The reason why it is so critical, particularly when it relates to what you have mentioned, is because these experts are the ones that have a better understanding of data collection and any potential biases. But even with that, we go through our review for responsible AI. We are making sure that the data is representative. We just published a book about this. 

MHN: Yes. Tell me about the book.

Ferres: I talk a lot in the first two chapters, specifically about the potential biases and the risk of these biases, and there are a lot of, unfortunately, bad examples for society, particularly in areas like skin cancer detection. A lot of the models in skin cancer have been trained on white people’s skin because usually that’s the population that has more access to doctors, that is the population that is usually targeted for skin cancer and that’s why you have an under-representative number of people with those issues.  

So, we do a very thorough review. Microsoft has been leading the way, if you ask me, on responsible AI. We have our chief responsible AI officer at Microsoft, Natasha Crampton.  

Also, we are a research organization so we will publish the results. We will go through peer review to make sure that we’re not missing anything on that, and at the end, our partners are the ones that will be understanding the technology.  

Our job is to make sure that they understand all these risks and potential biases.

MHN: You mentioned the first couple of chapters discuss the issue of potential biases in data. What does the rest of the book address?

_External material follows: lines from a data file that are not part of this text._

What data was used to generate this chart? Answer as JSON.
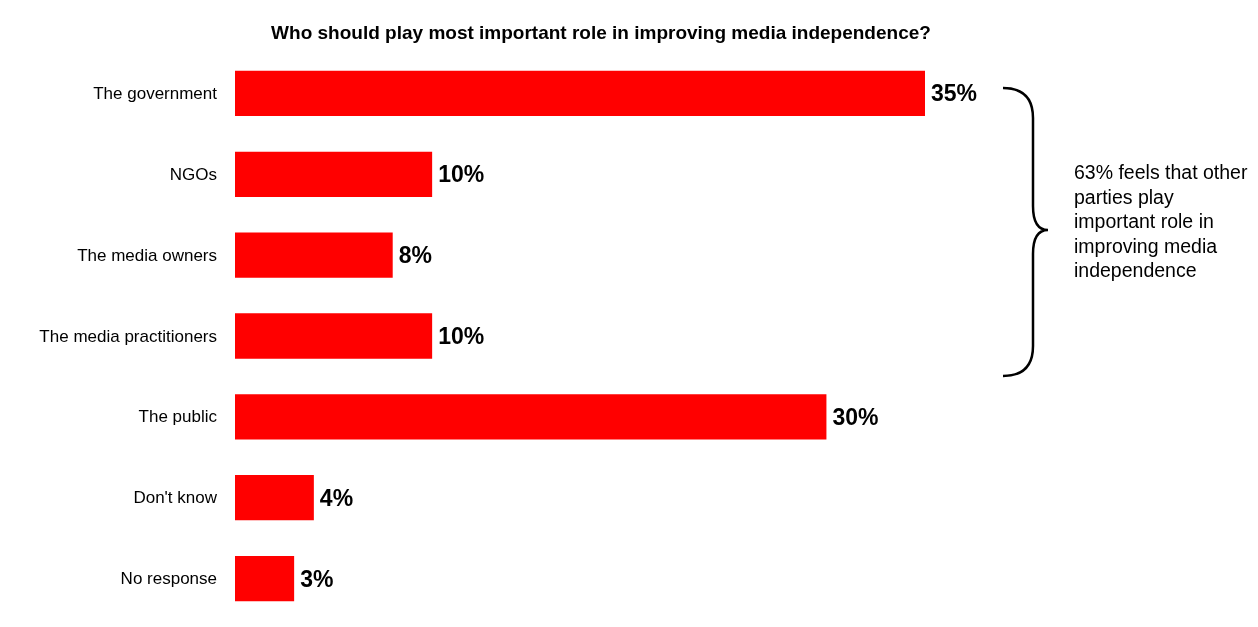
{
  "chart_data": {
    "type": "bar",
    "orientation": "horizontal",
    "title": "Who should play most important role in improving media independence?",
    "categories": [
      "The government",
      "NGOs",
      "The media owners",
      "The media practitioners",
      "The public",
      "Don't know",
      "No response"
    ],
    "values": [
      35,
      10,
      8,
      10,
      30,
      4,
      3
    ],
    "value_labels": [
      "35%",
      "10%",
      "8%",
      "10%",
      "30%",
      "4%",
      "3%"
    ],
    "color": "#ff0000",
    "annotations": [
      "63% feels that other parties play important role in improving media independence"
    ]
  }
}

Ferres: So, the book is like 30 chapters. Each chapter is a case study, and you have case studies in sustainability and case studies in health. These are real case studies that we have worked on with partners. But in the first three chapters, I do a good review of some of the potential risks and try to explain these in an easy way for people to understand. I would say a lot of people have heard about biases and data collection problems but sometimes it’s difficult for people to realize how easy it is for this to happen.  

We also need to understand that even from a bias perspective, the fact that you can predict something, it doesn’t necessarily mean that it is causal. Predictive power doesn’t imply causation and a lot of times people understand and repeat correlation doesn’t imply causation; sometimes people don’t necessarily grasp that predictive power also doesn’t imply causation and even explainable AI also doesn’t imply causation. That’s really important for us. Those are some of the examples that I cover in the book.  

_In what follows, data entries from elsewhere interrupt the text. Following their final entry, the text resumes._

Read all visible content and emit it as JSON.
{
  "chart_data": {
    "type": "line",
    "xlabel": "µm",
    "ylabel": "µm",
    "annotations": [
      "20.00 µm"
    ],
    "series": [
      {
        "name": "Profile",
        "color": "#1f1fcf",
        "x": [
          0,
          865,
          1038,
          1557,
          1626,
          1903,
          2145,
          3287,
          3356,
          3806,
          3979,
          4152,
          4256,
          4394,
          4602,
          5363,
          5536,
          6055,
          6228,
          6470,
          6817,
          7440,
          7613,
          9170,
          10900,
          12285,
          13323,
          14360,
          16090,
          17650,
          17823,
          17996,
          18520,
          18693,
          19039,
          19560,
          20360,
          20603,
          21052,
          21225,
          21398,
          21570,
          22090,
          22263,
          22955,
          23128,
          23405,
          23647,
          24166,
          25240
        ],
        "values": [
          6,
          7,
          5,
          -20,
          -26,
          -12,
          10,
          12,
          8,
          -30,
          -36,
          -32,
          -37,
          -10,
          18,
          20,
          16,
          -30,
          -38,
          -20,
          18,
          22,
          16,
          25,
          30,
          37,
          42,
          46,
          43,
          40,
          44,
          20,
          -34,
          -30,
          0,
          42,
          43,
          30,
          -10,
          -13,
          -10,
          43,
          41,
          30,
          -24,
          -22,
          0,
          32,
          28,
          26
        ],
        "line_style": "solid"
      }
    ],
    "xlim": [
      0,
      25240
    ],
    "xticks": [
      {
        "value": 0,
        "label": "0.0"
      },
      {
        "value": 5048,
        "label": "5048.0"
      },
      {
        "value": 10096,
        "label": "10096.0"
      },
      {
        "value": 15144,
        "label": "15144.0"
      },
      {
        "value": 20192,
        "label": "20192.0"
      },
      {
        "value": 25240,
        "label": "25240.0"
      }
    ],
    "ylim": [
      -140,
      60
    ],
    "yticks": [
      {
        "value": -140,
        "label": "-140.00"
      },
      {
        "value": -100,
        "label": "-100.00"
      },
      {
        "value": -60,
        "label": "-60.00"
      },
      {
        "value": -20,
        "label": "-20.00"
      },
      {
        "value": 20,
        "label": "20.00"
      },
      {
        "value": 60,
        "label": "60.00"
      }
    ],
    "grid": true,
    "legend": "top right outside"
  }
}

MHN: What recommendations do you have for government regulators regarding the creation of rules for AI implementation in healthcare?

Ferres: I am not the right person to talk to about regulation itself but I can tell you, in general, having a very good understanding of two things.  

First, what is AI, and what is not? What is the power of AI? What is not the power of AI? I think having a very good understanding of the technology will always help you make better decisions. We do think that technology, any technology, can be used for good and can be used for bad, and in many ways, it is our societal responsibility to make sure that we use the technology in the best way, maximizing the probability that it will be used for good and minimizing the risk factors.  

So, from that perspective, I think there’s a lot of work on making sure people understand the technology. That’s rule number one. 

Listen, we as a society need to have a better understanding of the technology. And what we see and what I see personally is that it has huge potential. We need to make sure we maximize the potential, but also make sure that we are using it right. And that requires governments, organizations, private sector, nonprofits to first start by understanding the technology, understanding the risks and working together to minimize those potential risks.